A Nova Scotia court awarded $435,000 on a hit-and-run brain injury claim that sought up to $3.2 million under the victim's own policy.
The Supreme Court of Nova Scotia released its decision on June 26, 2026, in a dispute that hinged entirely on money. Liability was never contested. Everyone agreed an unidentified vehicle was fully at fault when it struck the claimant in a marked crosswalk in a Bedford South retail parking lot on November 13, 2021, then fled. Neither the car nor its driver was found.
Because it was a hit-and-run, the claimant had no at-fault driver to sue. She turned to Section D of her own automobile policy with Primmum Insurance Company, the coverage that responds to injuries caused by an uninsured and unidentified automobile. The court stressed that Primmum was not standing in for the phantom driver's insurer. It was answering under the claimant's own policy, whose Section D capped exposure at $500,000.
That left only damages to fight over. The claimant, 41 when she was hit, sought between roughly $2.5 million and $3.2 million. Both sides' neurologists agreed she had suffered a traumatic brain injury - a basilar skull fracture, bilateral frontal and temporal lobe contusions, occipital lobe contrecoup injuries and intracranial bleeding - leaving her with permanent loss of smell, impaired taste, headaches, dizziness and lasting cognitive and emotional symptoms. She spent 10 days in hospital.

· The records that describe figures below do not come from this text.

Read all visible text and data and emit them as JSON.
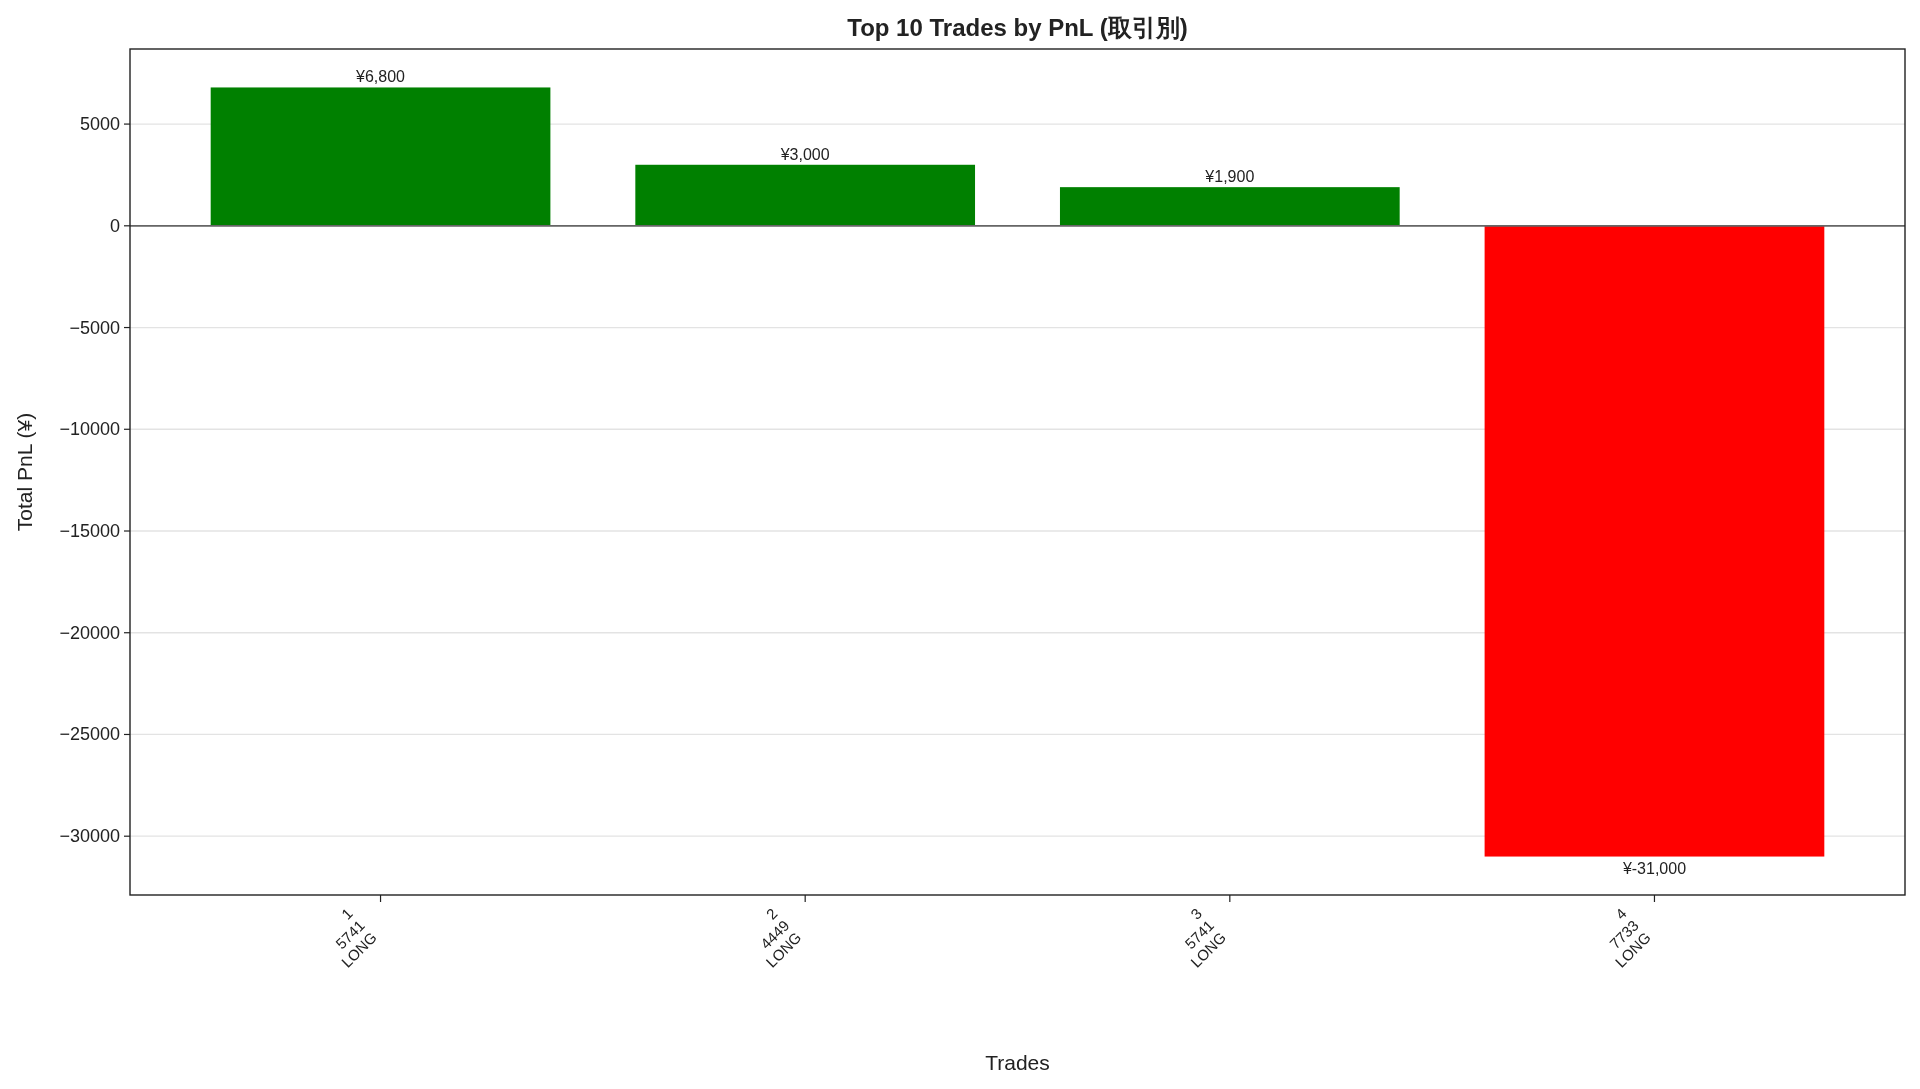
{
  "chart_data": {
    "type": "bar",
    "title": "Top 10 Trades by PnL (取引別)",
    "xlabel": "Trades",
    "ylabel": "Total PnL (¥)",
    "categories": [
      "1\n5741\nLONG",
      "2\n4449\nLONG",
      "3\n5741\nLONG",
      "4\n7733\nLONG"
    ],
    "values": [
      6800,
      3000,
      1900,
      -31000
    ],
    "colors": [
      "#008000",
      "#008000",
      "#008000",
      "#ff0000"
    ],
    "value_labels": [
      "¥6,800",
      "¥3,000",
      "¥1,900",
      "¥-31,000"
    ],
    "ylim": [
      -32890,
      8690
    ],
    "yticks": [
      {
        "value": -30000,
        "label": "−30000"
      },
      {
        "value": -25000,
        "label": "−25000"
      },
      {
        "value": -20000,
        "label": "−20000"
      },
      {
        "value": -15000,
        "label": "−15000"
      },
      {
        "value": -10000,
        "label": "−10000"
      },
      {
        "value": -5000,
        "label": "−5000"
      },
      0,
      5000
    ],
    "grid": "y",
    "ref_lines": [
      {
        "axis": "y",
        "value": 0,
        "color": "#666666"
      }
    ]
  }
}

The court awarded $435,000: $175,000 in general damages, $200,000 for diminished earning capacity, $35,000 for future care and $25,000 for loss of valuable services. Prejudgment interest runs at 3 per cent, calculated simply from the date of the accident.
For claims professionals, the future-care ruling is the story. The claimant sought more than $1 million for future care, resting on an occupational therapist's report and a supporting financial calculation. The court had serious problems with that evidence, finding many of its assumptions overstated or unsupported by any medical opinion. It pointed to medications no physician had actually recommended and a case manager none of the experts endorsed. The award came in at $35,000.
Primmum also raised a mitigation-style point that adjusters will recognize. The claimant's policy entitled her to $50,000 in approved Section B expenses, including psychiatric care and physiotherapy, yet she had accessed only $662.27 of it. Paying now for treatments she had not pursued, the insurer argued, risked squandering. The court called the concern legitimate but refused to hold it against her, noting she was a single mother working to support two sons and had not been warned of the risks of returning to work early.
That early return proved decisive. Although the claimant went back to work within months and her income actually climbed, the court accepted the insurer's neurologist's view that the rushed return was a "missed opportunity" for recovery. It found a real and substantial possibility of ongoing damage to her earning capacity, and held she had not failed to mitigate.